= Mícheál Ó Lócháin =

Irish activist

Mícheál Ó Lócháin (1836–1899) was an Irish-American writer, magazine editor, and teacher in New York City Catholic schools. While living as part of the Irish diaspora in the United States, Ó Lócháin became one of the driving forces behind the beginning of the Gaelic revival and on behalf of both preserving and teaching the Irish language outside Ireland. He founded both the Philo-Celtic Society and the first periodical in which Modern literature in Irish had a major place. As such, the ongoing language revival efforts for Irish and other threatened Celtic languages relies heavily upon tactics that Ó Lócháin helped pioneer and are equally part of his legacy.

==Early life==
Ó Lócháin was born 29 September 1836 in Curraghderry, Milltown, County Galway. It is likely that his mother was an Irish language monoglot speaker. Ó Lócháin himself was fluent in both Irish and English. It is likely he began attending a local hedge school when he was nine, until 1854.

==Life in America==
He emigrated to America and may have acquired his first job there as a teacher in 1870. In 1872 he wrote letters to The Irish World, an Irish-American journal, suggesting "the necessity of preserving the Irish language in order to preserve Irish nationality" and recommending that classes and societies be founded to accomplish this. In that same year he himself established a "Philo-Celtic" Irish language class for adults at the Catholic school in Brooklyn where he taught. From this came the Philo-Celtic Society of Boston, followed by its chapters in Brooklyn and Manhattan.
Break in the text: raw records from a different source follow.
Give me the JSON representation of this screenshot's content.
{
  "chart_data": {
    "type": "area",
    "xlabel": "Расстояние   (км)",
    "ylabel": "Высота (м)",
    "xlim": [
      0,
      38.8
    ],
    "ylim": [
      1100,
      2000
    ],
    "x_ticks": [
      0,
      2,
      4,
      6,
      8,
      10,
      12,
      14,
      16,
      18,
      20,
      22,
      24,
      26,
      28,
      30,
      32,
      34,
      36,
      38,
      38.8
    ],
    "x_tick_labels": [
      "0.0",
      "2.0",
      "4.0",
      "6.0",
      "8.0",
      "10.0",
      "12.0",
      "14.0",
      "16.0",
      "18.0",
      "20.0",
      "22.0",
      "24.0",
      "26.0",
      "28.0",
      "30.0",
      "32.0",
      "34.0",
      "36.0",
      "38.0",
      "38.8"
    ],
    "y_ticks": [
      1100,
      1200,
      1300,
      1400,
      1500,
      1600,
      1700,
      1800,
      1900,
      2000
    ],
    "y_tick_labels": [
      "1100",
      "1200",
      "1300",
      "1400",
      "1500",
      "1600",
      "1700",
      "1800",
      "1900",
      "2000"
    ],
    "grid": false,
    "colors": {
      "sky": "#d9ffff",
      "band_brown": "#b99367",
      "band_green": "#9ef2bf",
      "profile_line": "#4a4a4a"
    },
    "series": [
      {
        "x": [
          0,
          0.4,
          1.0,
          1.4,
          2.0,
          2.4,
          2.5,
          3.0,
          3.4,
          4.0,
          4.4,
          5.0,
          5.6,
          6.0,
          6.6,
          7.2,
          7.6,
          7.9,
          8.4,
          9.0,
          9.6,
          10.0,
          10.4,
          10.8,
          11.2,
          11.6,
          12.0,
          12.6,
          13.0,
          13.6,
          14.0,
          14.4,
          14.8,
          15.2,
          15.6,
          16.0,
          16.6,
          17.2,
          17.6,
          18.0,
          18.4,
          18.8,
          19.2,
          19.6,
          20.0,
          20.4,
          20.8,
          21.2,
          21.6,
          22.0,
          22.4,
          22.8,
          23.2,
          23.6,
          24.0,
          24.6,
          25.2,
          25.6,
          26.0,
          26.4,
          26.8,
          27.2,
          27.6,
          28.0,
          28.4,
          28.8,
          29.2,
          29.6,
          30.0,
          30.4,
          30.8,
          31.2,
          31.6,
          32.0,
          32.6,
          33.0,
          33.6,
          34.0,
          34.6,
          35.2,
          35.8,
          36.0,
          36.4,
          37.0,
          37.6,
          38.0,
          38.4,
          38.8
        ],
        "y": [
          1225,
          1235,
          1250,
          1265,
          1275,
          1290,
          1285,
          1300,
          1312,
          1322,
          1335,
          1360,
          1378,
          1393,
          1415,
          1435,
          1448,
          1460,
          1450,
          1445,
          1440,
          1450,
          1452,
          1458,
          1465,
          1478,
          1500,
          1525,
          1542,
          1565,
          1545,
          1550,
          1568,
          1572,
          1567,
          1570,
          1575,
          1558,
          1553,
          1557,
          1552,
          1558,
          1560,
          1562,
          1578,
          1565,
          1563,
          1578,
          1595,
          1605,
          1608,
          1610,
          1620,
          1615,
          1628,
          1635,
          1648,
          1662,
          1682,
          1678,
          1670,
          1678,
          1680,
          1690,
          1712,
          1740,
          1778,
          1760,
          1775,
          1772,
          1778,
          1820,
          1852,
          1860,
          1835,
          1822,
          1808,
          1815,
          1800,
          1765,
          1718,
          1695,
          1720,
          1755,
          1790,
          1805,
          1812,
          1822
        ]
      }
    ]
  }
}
In 1881 Ó Lócháin founded An Gaodhal, the Philo-Celtic Society's bilingual journal. It lasted until 1904 and was revived intermittently thereafter, until a successor, entirely in Irish and called An Gael, was founded in 2009. Ó Lócháin wrote a good deal for An Gaodhal, his style being described as lively and pugnacious.

Between 1878 and 1899 chapters of the Philo-Celtic Society were established throughout America, though Ó Lócháin was increasingly dissatisfied with the way in which they gave priority to social activities at the expense of the Irish language.

In 1891 the prominent Gaelic revival scholar Douglas Hyde visited the United States. He visited a Philo-Celtic class in the Bowery and found it full of fluent Irish speakers. What he saw there may have influenced him when he helped found the Gaelic League in Ireland in 1893.

==Death and legacy==
Ó Lócháin died in 1899 and was buried in Holy Cross Cemetery, Brooklyn.

In 1999, the centenary of Ó Lócháin's death was celebrated in his native Milltown, to honour the village's Irish language past. 1999 also marked the centenary of Ó Lócháin's fellow Milltown man and prominent Gael, Liam Beirne's, ordination into the priesthood.

The event included Mass in Irish in St. Joseph's Church, Milltown which was then followed by a ceilidh performed by local Irish traditional musicians. A lecture was then given by Ó Lócháin's biographer, Fionnuala Uí Fhlannagáin, who described him as a pioneer of the Irish language movement in America.